Fore! Advance picking
 up Times' golf titles

Sale of four magazines could come today
   
By Jeff Bercovici

    Advance Publications, owner of publishing companies Conde Nast and Fairchild, is expected to announce as early as today that it will buy Golf Digest and three other golf titles from the New York Times Co. for more than $350 million.
    The four publications represent the remainder of the Times Co.’s magazine holdings aside from newspaper supplements.

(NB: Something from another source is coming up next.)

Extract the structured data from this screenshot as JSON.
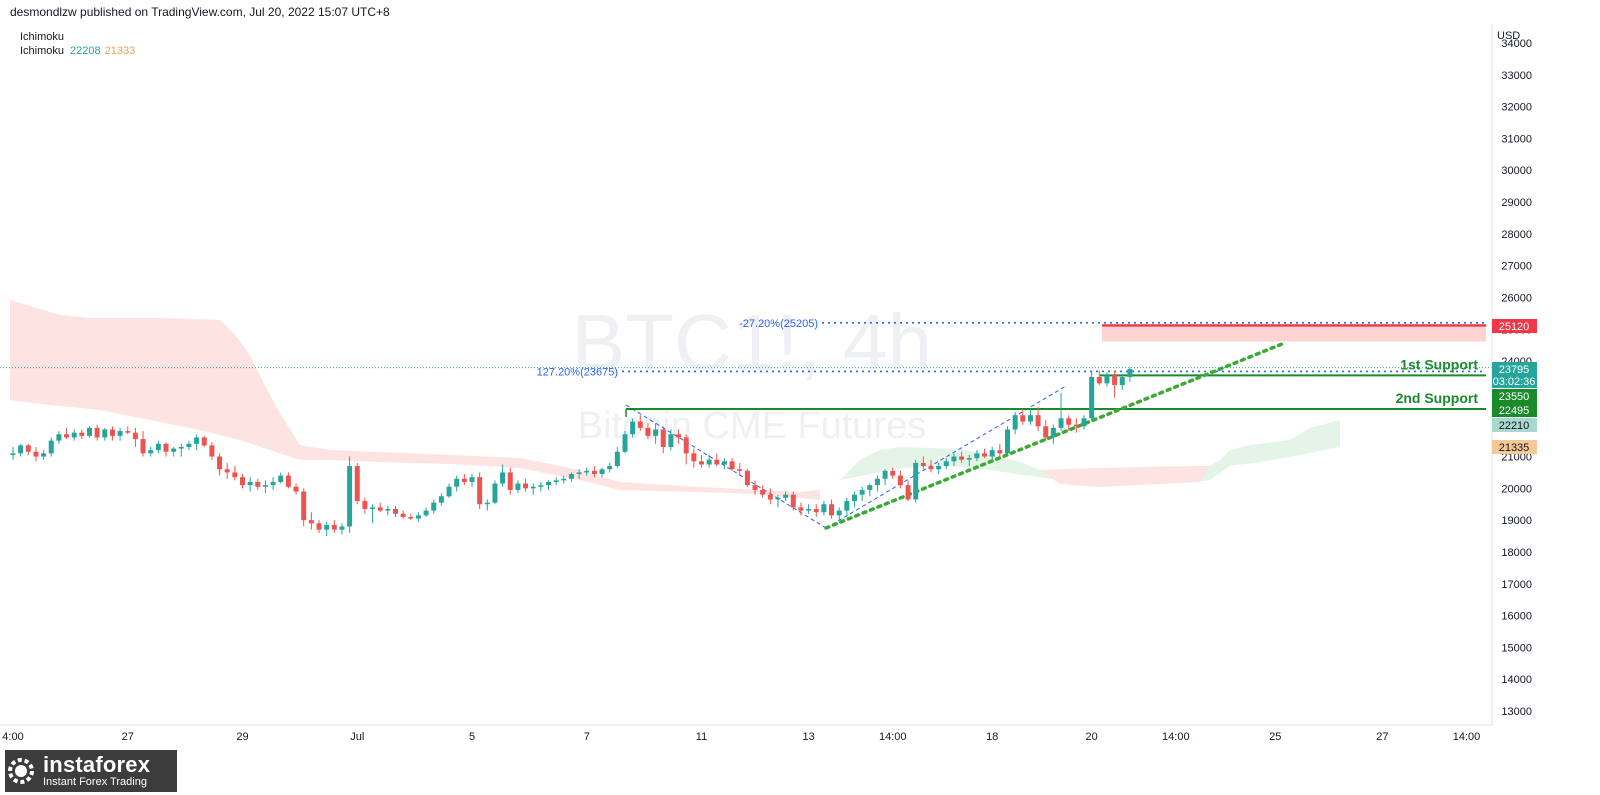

    The unit Advance will acquire also includes Golf for Women competitor Golf Digest Woman, as well as 13 golf schools and an internet division, according to the Wall Street Journal, which first reported last week that the Times Co. had put its magazines up for sale.
    Besides Advance, the company also reportedly tried to interest Time Inc. in the titles. Talks with Time Inc. weren’t expected to yield a deal, though, as the company is just coming off last fall’s $475 million acquisition of Times Mirror Magazines, a group that includes the 1.4 million-circulation Golf Magazine.
    The New York Times was among the other bidders for Times Mirror Magazines, teaming up with National Enquirer publisher American Media in a joint bid.
    Golf Digest, with a rate base of 1.55 million, is the largest title in the category by circulation. It’s also the advertising leader, with 1,507.11 ad pages and $161 million in advertising revenue last year, compared to 1,441.12 pages and $121 million for Golf Magazine.
    The Times Co. has been reducing the size of its magazine group for years. In 1994, it sold women’s magazines McCall’s and Family Circle to current owners Gruner & Jahr USA. Three years later it dumped sports titles Sailing and Tennis.
    The company indicated that it planned to hang onto the golf magazines, however. But with powerhouse Time Inc., publisher of Time, People and Sports Illustrated, now in the golf game, it’s thought that Times Co. executives finally felt it was time to move on.
    Advance, meanwhile, seems to be on something of a mini spending spree. 
   The company, which is owned by the Newhouse family, is reportedly on the verge of acquiring Mode, the four-year-old fashion and beauty magazine for full-figured women. Publisher Tracy Franklin and editor in chief Corynne Corbett have both resigned, although neither has left the company yet.